My take on these finding is that the MOC requirement made internists more knowledgeable which meant that they needed to do less testing to reach a diagnosis and did not need to refer as many patient to specialists. All this and likely other things lead to cost saves without a measurable effect on quality of care. In these times of constrained resources, this is an important finding.

Medical Research: What should clinicians and patients take away from your report?

Dr. Gray: A clear implication of our study is that the MOC requirement had positive effects on the way physicians practice Medicine. Just to frame our results, while a $167, or 2.5 percent, reduction in health care costs may seem small for an individual clinician, at the population level these saving can add up to fairly large reductions in costs. Consider that general internists represent 45 percent of all primary care physicians, and internists treat patients of all ages, and that annual health care costs for Medicare program alone at over $500 billion and total health care spending in the trillions. So even a 0.5 percent saving to just the Medicare program, a fraction of what we found, would mean $25 billion dollars in annual savings.
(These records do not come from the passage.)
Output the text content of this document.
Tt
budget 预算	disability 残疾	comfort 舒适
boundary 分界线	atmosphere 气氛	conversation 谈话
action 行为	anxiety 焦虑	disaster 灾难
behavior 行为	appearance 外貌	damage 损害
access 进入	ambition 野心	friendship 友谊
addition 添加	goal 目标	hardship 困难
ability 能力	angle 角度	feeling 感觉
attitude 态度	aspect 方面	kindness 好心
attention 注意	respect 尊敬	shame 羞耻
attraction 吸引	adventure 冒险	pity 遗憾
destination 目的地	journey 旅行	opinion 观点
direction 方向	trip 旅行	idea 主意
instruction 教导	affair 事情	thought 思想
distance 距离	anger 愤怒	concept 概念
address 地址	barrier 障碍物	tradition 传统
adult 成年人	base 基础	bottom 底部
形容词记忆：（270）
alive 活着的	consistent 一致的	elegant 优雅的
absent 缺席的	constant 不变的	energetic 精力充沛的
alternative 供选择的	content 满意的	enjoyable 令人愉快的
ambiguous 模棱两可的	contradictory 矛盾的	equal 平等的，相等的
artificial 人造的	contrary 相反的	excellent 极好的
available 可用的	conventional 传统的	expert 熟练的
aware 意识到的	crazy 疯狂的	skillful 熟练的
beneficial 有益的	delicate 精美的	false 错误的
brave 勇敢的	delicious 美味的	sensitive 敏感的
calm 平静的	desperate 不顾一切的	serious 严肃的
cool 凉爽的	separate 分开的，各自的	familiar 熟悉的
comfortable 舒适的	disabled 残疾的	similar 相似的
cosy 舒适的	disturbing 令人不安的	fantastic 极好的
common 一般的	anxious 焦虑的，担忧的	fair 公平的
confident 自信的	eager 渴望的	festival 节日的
Medical Research: What recommendations do you have for future research as a result of this study?

Dr. Gray: In this study, we focused on the original MOC requirement that applied to internists who initially certified after 1989. The current MOC program includes additional components and is more continuous than the original program, so additional research is needed to examine how these changes might impact the results we report.

Since the results neither rule out nor support an impact of the MOC requirement on quality outcomes, more research is needed that examines other quality indicators that may be more likely to be affected by MOC. This includes examining evidence-based processes of care and intermediate and long-term outcomes as well as indicators related to patient experience and quality of life.

Citation:

“Association Between Imposition of a Maintenance of Certification Requirement and Ambulatory Care–Sensitive Hospitalizations and Health Care Costs.”